Había topado conmigo en la esquina y se tambaleó descalza de un pie, con el zapato en la mano. Se agarró de mi brazo como pudo, me hizo caer la carpeta y la caja de los lápices y me envolvió con su aliento que apestaba a vino. Sonreía mostrando manchas de carmín en los dientes. Yo acababa de salir de la torre, eran las ocho pasadas y sentía el frío pinchando mis dedos a pesar de los guantes de lana. Ella venía del cine Mundial en la calle Salmerón y seguramente se había parado en media docena de bares. Apoyándose en mi brazo, no acertó a ponerse el zapato y cayó en la acera lastimándose la rodilla. Por muy poco no se dio de morros en el canto de un portal, donde la ayudé a sentarse. Levantó la rodilla hasta la nariz y la examinó cabeceando. La media tenía un agujero del tamaño de un huevo.

– ¿Quiere que la acompañe, señora Anita?

– Eres muy gentil, pero no hace falta. Es este zapato, no sé qué le pasa -lo sostenía ante sus ojos sin saber qué hacer con él, lo miraba del derecho y del revés, pero al zapato no le pasaba nada-. Está viejo, eso es lo que le pasa… y se habrá torcido el tacón. ¡El zapatito de Cenicienta, mira…! -Le devolví la sonrisa, supongo que sin mucha convicción-. ¿Vienes de casa? No habrás dejado sola a Susana.

– El señor Forcat está con ella.

– Ah, por supuesto. Qué bien acompañada está ahora mi niña, ¿no te parece?
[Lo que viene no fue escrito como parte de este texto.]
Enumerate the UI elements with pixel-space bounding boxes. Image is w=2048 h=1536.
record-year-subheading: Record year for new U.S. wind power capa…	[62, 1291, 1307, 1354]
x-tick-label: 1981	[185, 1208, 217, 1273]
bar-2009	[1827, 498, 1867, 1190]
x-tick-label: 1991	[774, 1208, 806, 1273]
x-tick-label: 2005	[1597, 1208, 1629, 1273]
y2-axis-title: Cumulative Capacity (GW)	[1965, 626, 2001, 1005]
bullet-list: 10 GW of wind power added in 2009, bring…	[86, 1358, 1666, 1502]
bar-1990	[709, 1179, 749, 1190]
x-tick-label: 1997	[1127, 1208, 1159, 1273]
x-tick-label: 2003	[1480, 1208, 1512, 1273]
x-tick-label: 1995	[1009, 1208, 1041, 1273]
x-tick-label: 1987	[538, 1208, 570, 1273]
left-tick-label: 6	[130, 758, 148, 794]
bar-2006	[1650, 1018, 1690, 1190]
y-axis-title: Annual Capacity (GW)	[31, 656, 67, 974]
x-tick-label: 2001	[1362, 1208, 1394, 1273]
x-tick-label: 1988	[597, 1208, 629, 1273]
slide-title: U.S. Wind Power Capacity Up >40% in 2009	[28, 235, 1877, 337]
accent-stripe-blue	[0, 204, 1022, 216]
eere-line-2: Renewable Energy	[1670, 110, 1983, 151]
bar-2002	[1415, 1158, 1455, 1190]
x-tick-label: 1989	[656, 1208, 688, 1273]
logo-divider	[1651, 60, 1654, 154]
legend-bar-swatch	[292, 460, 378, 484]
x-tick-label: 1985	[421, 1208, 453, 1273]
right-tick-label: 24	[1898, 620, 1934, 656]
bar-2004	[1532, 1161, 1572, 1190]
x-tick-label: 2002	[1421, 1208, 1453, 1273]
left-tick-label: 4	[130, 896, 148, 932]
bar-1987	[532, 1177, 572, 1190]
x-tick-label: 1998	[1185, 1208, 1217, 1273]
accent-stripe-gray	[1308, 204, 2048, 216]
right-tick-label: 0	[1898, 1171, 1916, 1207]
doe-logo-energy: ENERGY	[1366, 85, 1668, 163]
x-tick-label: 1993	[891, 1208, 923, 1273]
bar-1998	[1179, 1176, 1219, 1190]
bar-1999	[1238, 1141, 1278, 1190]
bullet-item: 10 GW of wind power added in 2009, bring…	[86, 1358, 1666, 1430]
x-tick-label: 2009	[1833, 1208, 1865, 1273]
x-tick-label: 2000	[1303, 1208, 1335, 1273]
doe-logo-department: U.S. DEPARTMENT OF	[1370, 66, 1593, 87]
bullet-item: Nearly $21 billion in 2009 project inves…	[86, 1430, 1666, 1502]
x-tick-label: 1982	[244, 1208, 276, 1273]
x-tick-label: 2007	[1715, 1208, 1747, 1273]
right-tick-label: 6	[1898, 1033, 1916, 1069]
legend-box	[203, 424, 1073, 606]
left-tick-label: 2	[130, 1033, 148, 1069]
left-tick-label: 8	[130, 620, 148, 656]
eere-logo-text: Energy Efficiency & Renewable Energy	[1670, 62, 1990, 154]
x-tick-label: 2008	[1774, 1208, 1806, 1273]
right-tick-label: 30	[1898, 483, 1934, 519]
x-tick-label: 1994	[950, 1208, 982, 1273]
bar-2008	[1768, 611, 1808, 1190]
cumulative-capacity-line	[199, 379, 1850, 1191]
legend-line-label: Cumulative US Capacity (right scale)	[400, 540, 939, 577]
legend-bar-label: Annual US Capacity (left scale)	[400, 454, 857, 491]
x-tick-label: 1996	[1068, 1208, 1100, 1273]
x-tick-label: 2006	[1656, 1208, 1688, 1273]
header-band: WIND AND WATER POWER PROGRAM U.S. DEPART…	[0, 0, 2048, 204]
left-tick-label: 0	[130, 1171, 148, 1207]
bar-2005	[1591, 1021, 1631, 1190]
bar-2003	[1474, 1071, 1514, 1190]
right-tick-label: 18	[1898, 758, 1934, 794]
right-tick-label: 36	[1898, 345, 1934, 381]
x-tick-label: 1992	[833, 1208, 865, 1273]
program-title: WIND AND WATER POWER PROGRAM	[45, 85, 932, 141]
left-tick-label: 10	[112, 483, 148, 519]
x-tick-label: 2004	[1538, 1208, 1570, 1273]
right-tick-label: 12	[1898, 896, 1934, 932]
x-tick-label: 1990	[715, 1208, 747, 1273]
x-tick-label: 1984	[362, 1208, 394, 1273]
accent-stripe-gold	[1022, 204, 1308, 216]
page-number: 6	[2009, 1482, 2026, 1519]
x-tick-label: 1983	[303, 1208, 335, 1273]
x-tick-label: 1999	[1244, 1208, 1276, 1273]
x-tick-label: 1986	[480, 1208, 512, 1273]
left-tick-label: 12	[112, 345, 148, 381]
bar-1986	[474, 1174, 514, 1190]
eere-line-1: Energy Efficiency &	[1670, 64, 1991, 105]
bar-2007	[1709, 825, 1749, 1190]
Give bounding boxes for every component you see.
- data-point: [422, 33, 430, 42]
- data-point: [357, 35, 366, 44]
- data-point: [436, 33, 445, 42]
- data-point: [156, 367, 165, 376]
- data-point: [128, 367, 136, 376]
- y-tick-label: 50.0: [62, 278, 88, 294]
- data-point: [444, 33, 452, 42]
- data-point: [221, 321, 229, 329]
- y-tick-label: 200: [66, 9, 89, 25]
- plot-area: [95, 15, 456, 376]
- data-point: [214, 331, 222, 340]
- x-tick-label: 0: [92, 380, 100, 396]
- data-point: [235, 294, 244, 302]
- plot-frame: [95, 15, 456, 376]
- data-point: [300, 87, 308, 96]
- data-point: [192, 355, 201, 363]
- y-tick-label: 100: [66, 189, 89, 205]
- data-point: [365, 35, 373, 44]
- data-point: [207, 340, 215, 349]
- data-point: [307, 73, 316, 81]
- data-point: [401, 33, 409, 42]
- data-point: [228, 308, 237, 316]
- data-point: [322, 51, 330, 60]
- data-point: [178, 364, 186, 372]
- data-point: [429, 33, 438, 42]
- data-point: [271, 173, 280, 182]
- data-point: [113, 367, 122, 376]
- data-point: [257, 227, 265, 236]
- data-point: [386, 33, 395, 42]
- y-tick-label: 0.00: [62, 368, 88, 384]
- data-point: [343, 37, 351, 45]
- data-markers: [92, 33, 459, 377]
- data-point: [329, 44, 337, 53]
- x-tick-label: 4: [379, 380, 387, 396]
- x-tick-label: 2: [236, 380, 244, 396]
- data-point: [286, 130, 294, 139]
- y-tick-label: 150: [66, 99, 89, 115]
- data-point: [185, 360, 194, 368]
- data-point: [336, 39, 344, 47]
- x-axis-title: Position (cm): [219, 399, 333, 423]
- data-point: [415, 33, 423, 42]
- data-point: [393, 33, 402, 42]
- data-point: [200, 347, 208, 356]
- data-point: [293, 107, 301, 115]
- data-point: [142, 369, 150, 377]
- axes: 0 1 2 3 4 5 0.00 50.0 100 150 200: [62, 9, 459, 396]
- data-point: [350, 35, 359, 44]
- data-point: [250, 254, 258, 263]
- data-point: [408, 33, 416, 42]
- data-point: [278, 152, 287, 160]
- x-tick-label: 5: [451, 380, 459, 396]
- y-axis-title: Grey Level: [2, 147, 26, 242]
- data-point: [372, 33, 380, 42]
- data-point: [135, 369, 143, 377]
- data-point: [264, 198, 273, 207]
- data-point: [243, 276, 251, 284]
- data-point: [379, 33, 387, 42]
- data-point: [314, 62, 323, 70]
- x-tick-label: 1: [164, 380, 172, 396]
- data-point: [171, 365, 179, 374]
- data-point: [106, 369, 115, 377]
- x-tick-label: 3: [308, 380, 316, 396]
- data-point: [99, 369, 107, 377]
Todas las tardes contigo y a ratos con esos chavalines del Carmelo, tan graciosos, y con el señor Forcat, que sabe entretenerla tan bien… Qué suerte hemos tenido, ¿no crees, Daniel?

– Sí, señora.

– Qué estupendamente estamos ahora, ¿verdad?

– Sí, señora.

– Y qué bien lo pasamos todos juntos. A que sí, a que lo pasamos de lo más bien.

– Sí, señora, muy bien.

– Estoy muy contenta, ¿sabes? -suspiró-. Ya mi niña no tendrá que quedarse sola. ¡Uf, mira estas pobres medias, aquí ya no hay zurcido que valga! Y con el frío que hace hoy… -Calló y me dio la impresión de querer perder un poco más de tiempo masajeando su rodilla lastimada. Hasta que observó mis guantes de lana gris, cogió mi mano derecha y la apoyó suavemente sobre el desgarrón de la media y la piel aterida-. ¿Me dejas? ¡Qué calorcito tan bueno, qué alivio…! Y qué guantes tan bonitos. ¿Te los ha hecho tu madre?

– No. La señora Conxa.

– ¿Sabías que hay manos que dan calor sólo con mirarlas? -Flexionó un par de veces la rodilla cerrando los ojos. Al abrirlos de nuevo sus pupilas azules parpadeaban alegremente-. Si lo piensas bien, lo único que se necesita en esta vida es un poco de calor en el momento adecuado, un poquitín nada más, ¿no crees…? Pero lo que tú estás pensando ahora es: la señora Anita lleva una buena merluza, a que sí. -Acertó por fin a ponerse el zapato y se incorporó-. Pero ¿sabes una cosa? No hay mal que cien años dure… ¡Ay, mi rodilla!